Friday, July 06, 2007

Predicting success

I received an email the other day from an expert in prediction markets. I've read about these - they are a forecasting tool that aggregates the opinions of large numbers of people to predict everything from the winner of the National Spelling Bee to box office hits to Oscar winners to election outcomes. This week's New Yorker (I skipped over my 3 month pile and jumped to current events) features a "Financial Page" column on prediction markets. The columnist, James Surowieki, can be credited with popularizing the term "wisdom of crowds." He writes about a deal between Simon & Schuster and MediaPredict to see if the book publisher could improve its (industry-standard) poor record for identifying potentially successful book proposals.

Deep into the column Surowieki notes that these markets aren't perfect, but they are better than other forecasting tools. He then makes this key distinction:

"The catch is that to get good answers from consumers you need to ask the right kinds of questions; asking the market to predict how many copies a book will sell, which requires predicting how a wide readership will behave, is better than asking the market to predict which manuscript will get a book deal, which requires predicting the decisions of a small number of editors. (The Simon & Schuster experiment with MediaPredict, unfortunately, focuses more on the latter.) And you need a critical mass of people to participate."
Keeping this in mind, what role might such forecasting tools play in philanthropy? To some extent, the Long Now Foundation uses its Long Bets site for this purpose - its a public forum where anyone can place a bet on future social issues, with philanthropic money at stake. You can make a prediction, note your argument, others can vote for/against it, and anyone can place a bet against your prediction.

Could communities be asked to predict what kind of grant making strategies would achieve certain goals? What about predicting the likelihood of certain public policy futures, and using those to inform philanthropic decision making? Or simply look for future social trends that would influence philanthropy, such as one Long Bets prediction that, "By 2100 racism will no longer be significant phenomenon in most countries of the world."
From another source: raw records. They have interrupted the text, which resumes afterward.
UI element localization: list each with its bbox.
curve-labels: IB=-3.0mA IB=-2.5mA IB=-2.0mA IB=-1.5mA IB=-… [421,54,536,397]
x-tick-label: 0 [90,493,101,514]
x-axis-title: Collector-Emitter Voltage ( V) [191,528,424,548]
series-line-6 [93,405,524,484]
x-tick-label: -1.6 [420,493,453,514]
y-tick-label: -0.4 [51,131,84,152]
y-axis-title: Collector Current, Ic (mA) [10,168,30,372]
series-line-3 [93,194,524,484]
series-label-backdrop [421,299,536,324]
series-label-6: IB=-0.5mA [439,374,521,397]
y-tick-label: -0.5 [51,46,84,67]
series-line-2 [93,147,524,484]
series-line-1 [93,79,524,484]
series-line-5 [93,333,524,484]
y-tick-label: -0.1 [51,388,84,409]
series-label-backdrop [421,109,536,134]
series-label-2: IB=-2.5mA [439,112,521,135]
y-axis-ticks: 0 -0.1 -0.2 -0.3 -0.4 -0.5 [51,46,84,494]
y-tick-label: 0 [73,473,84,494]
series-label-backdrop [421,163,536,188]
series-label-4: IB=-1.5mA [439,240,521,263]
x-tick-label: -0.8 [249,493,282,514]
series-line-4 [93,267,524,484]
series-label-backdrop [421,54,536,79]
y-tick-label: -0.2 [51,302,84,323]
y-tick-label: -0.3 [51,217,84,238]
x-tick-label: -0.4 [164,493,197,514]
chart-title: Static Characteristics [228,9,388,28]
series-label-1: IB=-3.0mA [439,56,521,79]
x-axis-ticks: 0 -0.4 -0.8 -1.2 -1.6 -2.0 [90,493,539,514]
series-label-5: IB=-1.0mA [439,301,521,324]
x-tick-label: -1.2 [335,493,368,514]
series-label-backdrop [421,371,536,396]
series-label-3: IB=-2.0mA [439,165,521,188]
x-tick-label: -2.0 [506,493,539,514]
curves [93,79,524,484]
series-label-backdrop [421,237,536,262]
Given the money (and social issues) at stake, forecast tools that work would be of great benefit to philanthropy. Who knows, maybe one day philanthropically-subsidized social issue prediction markets will be as familiar to us as stock indices and the weather report? Of course, such forecasts may have to be printed in philanthropically-subsidized community newspapers. Independent, credible information - critical in value, and seemingly scarcer every day. It could very well be the philanthropic currency of the future.


Anonymous said...

Hi Lucy. We're actually working on a non-profit and philanthropy forecasting project in Southern California. A network of non-profits and foundations have come together to contract with local research universities to create what we think is the first-ever forecast. Our goal is to use the data as a way of coalescing around a common advocacy agenda, so we can increase public policy awareness of our needs and issues. We'll keep you posted on our efforts!

Robin Hanson said...

Such things are quite possible, if the infrastructure is created to support them.